13. 1234567890 (New)

14. letmein (Down 7)

15. photoshop (New)

16. 1234 (New)

17. monkey (Down 11)

18. shadow (Unchanged)

19. sunshine (Down 5)

20. 12345 (New)

21. password1 (Up 4)

22. princess (New)

23. azerty (New)

24. trustno1 (Down 12)

25. 000000 (New)

This list was made possible by the Adobe hack that liberated 38 million passwords from their users. This explains why Adobe123 is one of the most popular on this list, but I think what we're seeing here is that plenty of people use the word of the program they're using in their actual password. Not the best idea I'm sure you'll agree.

The most terrifying thing is that, reading through the password list, I can feel the reasoning. Like I can literally understand why certain people chose certain passwords. I can read my own train of thought in this password. That is scary. It means that I am vulnerable. It means that I could, most likely, be hacked with ease.

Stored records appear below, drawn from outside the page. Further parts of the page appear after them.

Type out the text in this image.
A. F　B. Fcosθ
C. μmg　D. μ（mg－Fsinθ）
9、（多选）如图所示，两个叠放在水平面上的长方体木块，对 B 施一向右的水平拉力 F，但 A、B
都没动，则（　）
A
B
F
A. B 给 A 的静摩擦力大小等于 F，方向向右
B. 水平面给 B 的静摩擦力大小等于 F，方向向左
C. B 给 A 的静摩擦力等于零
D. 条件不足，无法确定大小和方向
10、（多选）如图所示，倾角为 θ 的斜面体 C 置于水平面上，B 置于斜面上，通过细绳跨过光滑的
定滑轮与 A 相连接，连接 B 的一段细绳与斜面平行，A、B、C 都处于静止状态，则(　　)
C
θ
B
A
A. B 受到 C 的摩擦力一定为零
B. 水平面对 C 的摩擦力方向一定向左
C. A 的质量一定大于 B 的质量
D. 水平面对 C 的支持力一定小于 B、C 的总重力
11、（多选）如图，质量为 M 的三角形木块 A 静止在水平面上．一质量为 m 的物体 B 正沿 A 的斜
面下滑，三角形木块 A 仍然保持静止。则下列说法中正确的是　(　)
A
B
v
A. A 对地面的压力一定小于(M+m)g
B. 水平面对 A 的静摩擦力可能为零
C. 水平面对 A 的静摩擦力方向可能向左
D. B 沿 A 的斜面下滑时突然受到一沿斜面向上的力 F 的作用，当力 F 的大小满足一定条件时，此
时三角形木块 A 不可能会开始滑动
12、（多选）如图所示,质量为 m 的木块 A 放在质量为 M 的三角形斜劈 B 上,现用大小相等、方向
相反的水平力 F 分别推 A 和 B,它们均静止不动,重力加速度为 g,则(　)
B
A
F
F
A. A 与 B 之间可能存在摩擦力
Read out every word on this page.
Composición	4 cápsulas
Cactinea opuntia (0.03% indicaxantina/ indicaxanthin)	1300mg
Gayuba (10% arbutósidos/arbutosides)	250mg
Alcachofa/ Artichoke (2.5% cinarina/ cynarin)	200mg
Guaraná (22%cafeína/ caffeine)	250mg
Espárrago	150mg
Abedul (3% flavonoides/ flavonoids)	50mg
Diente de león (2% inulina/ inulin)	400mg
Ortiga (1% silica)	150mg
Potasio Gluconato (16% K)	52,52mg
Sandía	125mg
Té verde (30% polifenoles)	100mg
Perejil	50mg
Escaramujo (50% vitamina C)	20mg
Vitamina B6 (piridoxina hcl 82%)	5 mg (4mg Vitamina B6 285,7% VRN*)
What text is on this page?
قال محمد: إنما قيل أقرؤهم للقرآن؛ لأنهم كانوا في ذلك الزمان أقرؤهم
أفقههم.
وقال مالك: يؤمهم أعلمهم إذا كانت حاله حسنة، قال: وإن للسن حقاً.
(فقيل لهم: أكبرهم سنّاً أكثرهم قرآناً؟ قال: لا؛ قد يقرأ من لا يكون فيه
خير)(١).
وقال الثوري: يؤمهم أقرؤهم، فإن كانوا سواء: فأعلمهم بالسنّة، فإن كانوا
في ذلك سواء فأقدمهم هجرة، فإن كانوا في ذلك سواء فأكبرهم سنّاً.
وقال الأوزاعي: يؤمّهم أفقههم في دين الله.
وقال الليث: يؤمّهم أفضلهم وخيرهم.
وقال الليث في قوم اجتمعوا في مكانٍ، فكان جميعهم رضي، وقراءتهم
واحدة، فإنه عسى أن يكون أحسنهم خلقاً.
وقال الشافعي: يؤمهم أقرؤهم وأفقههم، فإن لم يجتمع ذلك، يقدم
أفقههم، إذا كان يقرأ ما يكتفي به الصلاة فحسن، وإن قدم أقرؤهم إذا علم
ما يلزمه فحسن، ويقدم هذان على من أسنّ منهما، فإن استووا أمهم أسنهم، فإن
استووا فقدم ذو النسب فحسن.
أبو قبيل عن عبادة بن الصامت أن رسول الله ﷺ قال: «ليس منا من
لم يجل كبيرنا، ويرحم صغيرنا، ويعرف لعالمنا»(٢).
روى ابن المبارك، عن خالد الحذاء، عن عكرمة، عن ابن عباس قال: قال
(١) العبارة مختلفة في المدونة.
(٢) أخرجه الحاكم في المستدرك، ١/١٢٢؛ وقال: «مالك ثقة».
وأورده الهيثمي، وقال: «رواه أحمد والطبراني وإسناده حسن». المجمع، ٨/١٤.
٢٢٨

[Immediately goes and changes all passwords]

Worst passwords of 2013 - our annual list updated [Splashdata]

Via Gizmodo


    That's amazing. I've got the same combination on my luggage.

      this comment deserves way more votes.

        And change the combination on my luggage!

      This probably went over many heads, but I for one appreciated it.

        One of my favorite memories of recent years was my kids being both old enough, and enjoying Star Wars enough, for me to play Spaceballs for them. Much hilarity was had.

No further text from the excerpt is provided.